Take the time to fully become part of spring.
My bride asked me to bring a frayed wicker chair to the road on garbage day. I stopped halfway down the driveway where Coady Creek passes through the culverts on its way to the Mississippi. I sat in the comfortable wicker chair and watched the creek slowly meander through the culvert.

A calm breeze filled with descending dandelion parachutes dropped the white seedlings like snow all around me. Some fell on the driveway and grass while thousands silently landed on the pond. The magic of the moment is difficult to put into words. Suddenly, time disappeared, and I entered a mystical world of yet-unborn swirling dandelions finding their place.
The truth of the experience was that it felt like this had never happened before. The white umbrellas, moved by the lazy current, gathered in long lines in the water and started their journey to the culvert. They became herds of caribou, slowly grazing the tundra, drawn together by the pull of gravity to move together downstream. They are the endless stream of wildebeests moving across the Serengeti plains. I saw them as flocks of migratory birds carried by wind following the inner calling to fly to warmer climes.

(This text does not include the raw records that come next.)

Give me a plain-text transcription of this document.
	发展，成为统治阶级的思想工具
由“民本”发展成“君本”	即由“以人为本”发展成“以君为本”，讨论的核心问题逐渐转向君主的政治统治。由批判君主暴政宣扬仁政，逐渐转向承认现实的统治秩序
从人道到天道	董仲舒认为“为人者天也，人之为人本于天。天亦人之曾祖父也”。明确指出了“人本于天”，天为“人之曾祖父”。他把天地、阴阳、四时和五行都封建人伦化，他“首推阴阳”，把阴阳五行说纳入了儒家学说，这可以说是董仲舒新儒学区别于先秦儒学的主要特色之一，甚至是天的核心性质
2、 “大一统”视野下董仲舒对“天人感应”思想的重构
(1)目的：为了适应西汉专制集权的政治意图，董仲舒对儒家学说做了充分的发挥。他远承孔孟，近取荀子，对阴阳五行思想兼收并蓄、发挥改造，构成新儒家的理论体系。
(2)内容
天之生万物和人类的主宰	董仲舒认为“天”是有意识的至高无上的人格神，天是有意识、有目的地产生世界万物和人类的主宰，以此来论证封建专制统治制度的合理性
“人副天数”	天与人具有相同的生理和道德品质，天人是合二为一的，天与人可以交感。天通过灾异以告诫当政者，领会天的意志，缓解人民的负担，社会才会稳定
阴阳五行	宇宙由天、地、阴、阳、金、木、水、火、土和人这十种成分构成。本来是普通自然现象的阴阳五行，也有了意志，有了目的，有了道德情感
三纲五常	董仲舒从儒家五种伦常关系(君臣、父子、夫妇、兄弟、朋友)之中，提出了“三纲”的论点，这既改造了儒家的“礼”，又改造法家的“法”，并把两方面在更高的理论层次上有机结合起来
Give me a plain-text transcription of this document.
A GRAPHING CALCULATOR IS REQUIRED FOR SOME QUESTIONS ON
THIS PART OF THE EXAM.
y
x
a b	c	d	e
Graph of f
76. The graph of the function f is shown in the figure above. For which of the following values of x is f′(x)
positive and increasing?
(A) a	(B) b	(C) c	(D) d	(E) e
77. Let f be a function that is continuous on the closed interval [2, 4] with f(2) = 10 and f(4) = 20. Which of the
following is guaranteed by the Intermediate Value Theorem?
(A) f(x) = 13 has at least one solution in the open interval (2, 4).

The gentle breeze ended, and the air cleared of dandelion fluff. The seedlings on the pond continued to move in formation downstream until the surface water was a mirror of the pillowy clouded sky. The still surface was punctuated by isolated concentric circles caused by minnows breaking the surface. Someone wandering by an hour later would have missed the whole mystical, transient event.
So often, experiences in nature come on their own without being anticipated. These timeless gifts are frequently witnessed by only one individual who lacks words to express the mystery.
These revelations are unifying, making the viewer a part of nature and changing them into an integral fragment of the surrounding life.
The wicker chair stands next to the pond, waiting for you. Springtime is calling.
Young ones will have dreams, while older ones will have visions.